Kota tempat aku menghabiskan waktu bersamamu --dan sejatinya aku ingin terus melanjutkannya walau peluang untuk itu tampak mustahil sebab dirimu tak memberi restu,-- baru saja ditinggalkan hujan yang memberi warna di September yang masih misteri apakah membawa berkah atau tidak, apakah akan kembali mempertemukan aku dengan dirimu yang teramat kucintai, ataukah merenggut semuanya dariku sehingga aku menjadi pria paling malang yang pernah hidup di antara para manusia yang kebanyakan mementingkan dirinya sendiri: bahkan ada yang mencuri uang rakyat! Sepeninggalan hujan, aroma tanah yang khas dan memikat itu masih terhirup. Bugenvil ungu yang di luar pagar itu juga masih merona, sisa-sisa debu jalanan yang seharian menghilangkan pesonanya lenyap sudah: ia kembali bersih, sebersih hati para peziarah yang tak pernah mau meninggalkan luka pada siapapun namun bersedia menanggung duka seberapapun dalamnya.

***

              Tuhan sepertinya berbaik hati telah menghadirkan hujan pada semesta, entah Ia buat sendiri dari ketiadaan: karena ia adalah sebab utama, causa prima; ataukah hanya proses alamiah yang sebenarnya sama sekali tak berhubungan dengan-Nya: kemahakuasaan dan keberadaan Tuhan tak dapat direduksi pada hujan, bukan? Keistimewaan hujan tidak hanya terletak pada kebaikan hatinya menyuburkan segala jenis tanaman di bumi, tidak terbatas pada momen jatuh dan membusuknya dedaunan yang memupuk segala tetumbuhan, tidak juga hanya pada aroma khas tanah yang dijamahnya atau pun karena iramanya yang teratur pada atap: merayu mata para manusia untuk terlelap; hujan istimewa karena mengasah kembali memori setiap insan, terutama lelaki pecundang sepertiku: yang kalah karena cinta yang terlampau dalam, akan kenangan-kenangan masa silam tatkala menghabiskan waktu bersama kekasih yang dicintai dan angan-angan akan hari tua yang diwarnai tawa penuh bahagia dalam bingkai kebersamaan pun hangatnya cinta. Hujan memberi sugesti yang membawa aku pada kesunyian kepingan kenangan yang selama ini kucoba benamkan dalam huruf-huruf sajakku yang berantakan.

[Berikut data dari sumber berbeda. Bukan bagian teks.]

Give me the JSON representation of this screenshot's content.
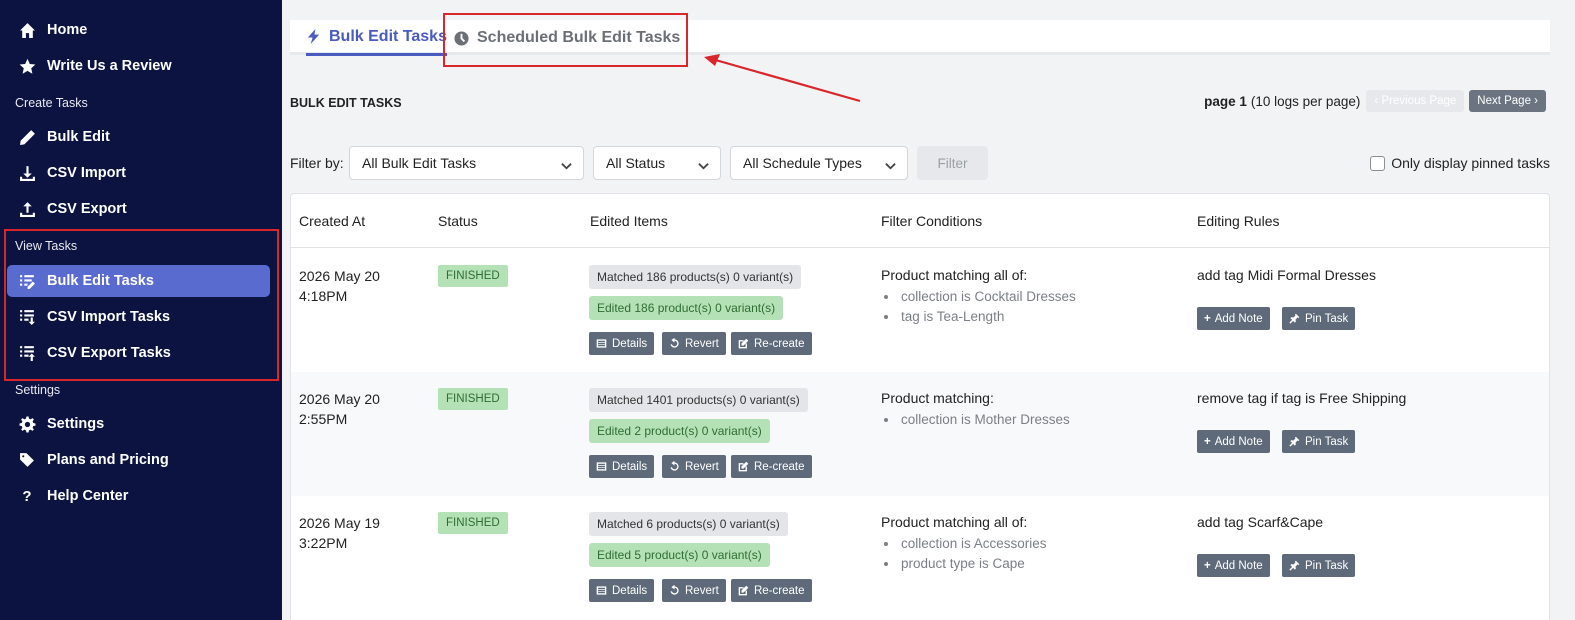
{
  "sidebar": {
    "items": [
      {
        "label": "Home",
        "icon": "home-icon"
      },
      {
        "label": "Write Us a Review",
        "icon": "star-icon"
      },
      {
        "label": "Bulk Edit",
        "icon": "pencil-icon"
      },
      {
        "label": "CSV Import",
        "icon": "download-icon"
      },
      {
        "label": "CSV Export",
        "icon": "upload-icon"
      },
      {
        "label": "Bulk Edit Tasks",
        "icon": "list-edit-icon"
      },
      {
        "label": "CSV Import Tasks",
        "icon": "list-import-icon"
      },
      {
        "label": "CSV Export Tasks",
        "icon": "list-export-icon"
      },
      {
        "label": "Settings",
        "icon": "gear-icon"
      },
      {
        "label": "Plans and Pricing",
        "icon": "tags-icon"
      },
      {
        "label": "Help Center",
        "icon": "question-icon"
      }
    ],
    "sections": {
      "create": "Create Tasks",
      "view": "View Tasks",
      "settings": "Settings"
    },
    "active_color": "#5a6bd0",
    "bg_color": "#0c1340"
  },
  "tabs": {
    "bulk": "Bulk Edit Tasks",
    "scheduled": "Scheduled Bulk Edit Tasks"
  },
  "heading": "BULK EDIT TASKS",
  "pager": {
    "page": "page 1",
    "sub": "(10 logs per page)",
    "prev": "Previous Page",
    "next": "Next Page"
  },
  "filters": {
    "label": "Filter by:",
    "tasks": "All Bulk Edit Tasks",
    "status": "All Status",
    "schedule": "All Schedule Types",
    "button": "Filter",
    "pinned": "Only display pinned tasks"
  },
  "table": {
    "headers": [
      "Created At",
      "Status",
      "Edited Items",
      "Filter Conditions",
      "Editing Rules"
    ],
    "actions": {
      "details": "Details",
      "revert": "Revert",
      "recreate": "Re-create",
      "note": "Add Note",
      "pin": "Pin Task"
    },
    "rows": [
      {
        "date": "2026 May 20",
        "time": "4:18PM",
        "status": "FINISHED",
        "matched": "Matched 186 products(s) 0 variant(s)",
        "edited": "Edited 186 product(s) 0 variant(s)",
        "cond_title": "Product matching all of:",
        "conds": [
          "collection is Cocktail Dresses",
          "tag is Tea-Length"
        ],
        "rule": "add tag Midi Formal Dresses"
      },
      {
        "date": "2026 May 20",
        "time": "2:55PM",
        "status": "FINISHED",
        "matched": "Matched 1401 products(s) 0 variant(s)",
        "edited": "Edited 2 product(s) 0 variant(s)",
        "cond_title": "Product matching:",
        "conds": [
          "collection is Mother Dresses"
        ],
        "rule": "remove tag if tag is Free Shipping"
      },
      {
        "date": "2026 May 19",
        "time": "3:22PM",
        "status": "FINISHED",
        "matched": "Matched 6 products(s) 0 variant(s)",
        "edited": "Edited 5 product(s) 0 variant(s)",
        "cond_title": "Product matching all of:",
        "conds": [
          "collection is Accessories",
          "product type is Cape"
        ],
        "rule": "add tag Scarf&Cape"
      }
    ]
  },
  "colors": {
    "accent": "#4a5bc0",
    "annotation": "#d8262b",
    "finished": "#b4e2b6"
  }
}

              Kemampuan hujan yang tak terjelaskan tersebut membawaku pada kenyataan bahwa adalah lebih baik terus mencintai dan memperjuangkan: seseorang yang dengannya kita merasa bebas mengungkapkan apa saja, seseorang yang membuat kita tanpa sungkan memegang lembut jari jemarinya,  seseorang yang membuat kita melupakan kelamnya kisah cinta masa lalu, seseorang yang membuat kita merasa yakin bahwa dengannya kita akan bahagia dan dialah yang tepat buat kita; ketimbang mencari sosok lain yang belum tentu membuat kita merasakan hal yang sama. Memperjuangkan seseorang tanpa persetujuannya, tanpa tahu apakah ia akan memberi kita kesempatan untuk kembali merajut kisah bersama atau tidak, mungkin terlihat seperti terpenjara dalam ruang dan waktu. Seolah-olah terperangkap dalam Gua seperti yang disebutkan Platon: tak pernah ada dalam benak bahwa ada orang lain yang mungkin telah disediakan semesta untuk kita cintai sekaligus miliki dalam waktu yang sama! Absurd memang. Tapi mungkin itulah uniknya mencintai dengan tulus dan kedalaman hati. Cinta jenis ini membuat aku, dan siapa pun yang pernah dan barang kali akan mengalaminya, berdiri hanya pada satu keyakinan bahwa dia milikku dan diciptakan untukku meskipun di saat yang sama kita dengan yang dicintai berada dalam jarak pun ketidakpastian.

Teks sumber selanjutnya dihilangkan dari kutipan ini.